## Module 0: Setup Notebook

The notebook is the starting point to the entire workshop. It sets up the dataset and defining the parameters that can be used in the rest of the modules.

By separating the dataset loading and parameter definition from the rest of the modules, each module can be self-contained, making it easier to modify and extend the codebase as the workshop progresses. 

**You can choose to run the entire workshop in sequence, or run this notebook and then pick-and-choose the module you want to run individually**

Install required and/or update libraries

In [None]:
!pip install -Uq pip --quiet

!pip install -Uq awswrangler sagemaker boto3 --quiet

### Import & Global Variables

In [None]:
import boto3
import sagemaker
import pandas as pd
import json

sagemaker_session = sagemaker.Session()

region = sagemaker_session.boto_region_name
sagemaker_role = sagemaker.get_execution_role()

bucket = sagemaker_session.default_bucket()

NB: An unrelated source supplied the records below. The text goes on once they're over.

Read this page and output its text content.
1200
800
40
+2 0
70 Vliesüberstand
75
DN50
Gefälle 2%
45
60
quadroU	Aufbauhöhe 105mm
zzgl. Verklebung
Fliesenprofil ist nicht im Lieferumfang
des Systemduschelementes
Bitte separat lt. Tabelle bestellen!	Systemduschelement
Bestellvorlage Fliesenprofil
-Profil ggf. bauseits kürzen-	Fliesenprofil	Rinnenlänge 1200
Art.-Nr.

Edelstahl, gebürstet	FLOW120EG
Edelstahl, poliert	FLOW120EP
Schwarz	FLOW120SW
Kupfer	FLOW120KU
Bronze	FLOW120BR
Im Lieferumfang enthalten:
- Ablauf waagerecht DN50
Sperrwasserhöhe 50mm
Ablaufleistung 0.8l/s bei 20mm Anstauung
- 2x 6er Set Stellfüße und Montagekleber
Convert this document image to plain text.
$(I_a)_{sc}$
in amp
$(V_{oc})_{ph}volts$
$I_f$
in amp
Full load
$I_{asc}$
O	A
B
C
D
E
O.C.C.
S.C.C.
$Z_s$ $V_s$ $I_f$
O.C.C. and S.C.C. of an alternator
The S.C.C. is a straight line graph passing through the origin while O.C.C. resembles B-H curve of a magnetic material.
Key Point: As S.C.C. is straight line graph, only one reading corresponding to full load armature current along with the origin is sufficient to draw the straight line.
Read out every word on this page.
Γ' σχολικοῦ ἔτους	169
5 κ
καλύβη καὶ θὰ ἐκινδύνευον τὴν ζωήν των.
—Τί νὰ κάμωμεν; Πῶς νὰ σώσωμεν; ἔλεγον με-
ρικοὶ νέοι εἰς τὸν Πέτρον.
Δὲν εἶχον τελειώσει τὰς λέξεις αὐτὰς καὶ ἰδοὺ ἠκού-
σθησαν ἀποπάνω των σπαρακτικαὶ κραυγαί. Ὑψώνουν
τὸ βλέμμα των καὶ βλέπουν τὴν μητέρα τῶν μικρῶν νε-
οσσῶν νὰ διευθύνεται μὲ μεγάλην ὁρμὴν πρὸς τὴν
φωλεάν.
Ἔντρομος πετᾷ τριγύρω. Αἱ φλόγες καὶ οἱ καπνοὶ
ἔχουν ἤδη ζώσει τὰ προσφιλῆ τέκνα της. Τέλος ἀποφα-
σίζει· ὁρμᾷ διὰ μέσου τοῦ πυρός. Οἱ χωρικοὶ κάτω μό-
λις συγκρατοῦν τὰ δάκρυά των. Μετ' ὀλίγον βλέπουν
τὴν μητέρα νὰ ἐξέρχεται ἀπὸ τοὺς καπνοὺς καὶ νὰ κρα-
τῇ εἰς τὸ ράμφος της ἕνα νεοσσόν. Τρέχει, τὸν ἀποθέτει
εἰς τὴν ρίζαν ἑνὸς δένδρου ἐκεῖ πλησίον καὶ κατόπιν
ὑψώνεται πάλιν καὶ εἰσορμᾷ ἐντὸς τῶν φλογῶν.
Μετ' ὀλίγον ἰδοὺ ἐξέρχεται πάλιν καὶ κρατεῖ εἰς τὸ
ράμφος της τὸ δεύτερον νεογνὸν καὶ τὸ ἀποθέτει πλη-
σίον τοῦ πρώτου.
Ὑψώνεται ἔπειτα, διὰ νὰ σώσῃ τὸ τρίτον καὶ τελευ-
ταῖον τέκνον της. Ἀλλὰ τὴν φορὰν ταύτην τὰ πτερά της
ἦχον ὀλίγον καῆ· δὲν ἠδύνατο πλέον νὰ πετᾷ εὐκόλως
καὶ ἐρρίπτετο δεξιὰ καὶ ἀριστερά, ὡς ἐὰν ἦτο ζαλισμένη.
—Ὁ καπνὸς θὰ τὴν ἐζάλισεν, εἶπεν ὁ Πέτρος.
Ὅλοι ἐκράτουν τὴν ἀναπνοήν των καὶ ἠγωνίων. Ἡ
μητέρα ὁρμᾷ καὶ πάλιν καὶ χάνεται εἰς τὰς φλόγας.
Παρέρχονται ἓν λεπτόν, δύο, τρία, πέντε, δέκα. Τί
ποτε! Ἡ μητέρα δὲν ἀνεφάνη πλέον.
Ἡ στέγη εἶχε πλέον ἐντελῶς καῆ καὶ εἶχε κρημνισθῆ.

s3_client = boto3.client("s3", region_name=region)
sagemaker_client = boto3.client("sagemaker")

prefix = "telco-5g-observability"

fg_name = "5gcell-anomaly-features"

%store region
%store bucket
%store sagemaker_role
%store prefix
%store fg_name

## Setup Raw Data

In [None]:
df = pd.read_csv("data/5gcell.csv")

cell5g_s3_key = f"{prefix}/data/raw/5gcell.csv"

s3_client.upload_file(
 Filename="data/5gcell.csv", Bucket=bucket, Key=cell5g_s3_key
)

raw_data_s3 = f's3://{bucket}/{cell5g_s3_key}'

print(f'Raw 5g dataset is located at {raw_data_s3}')

%store raw_data_s3

## Create a Feature Group

In [None]:
## clean out left over feature groups
try:
 sagemaker_client.delete_feature_group(
 FeatureGroupName= fg_name
 )
 time.sleep(20)
 print(f"Delete exisiting feature group: {fg_name}.")
 
except Exception as e:
 print(f"{fg_name} is not available. Create New.")

In [None]:
from sagemaker.feature_store.feature_group import FeatureGroup

df_fg = pd.read_csv("data/feature_store.csv")
timestamp = pd.to_datetime("now").timestamp()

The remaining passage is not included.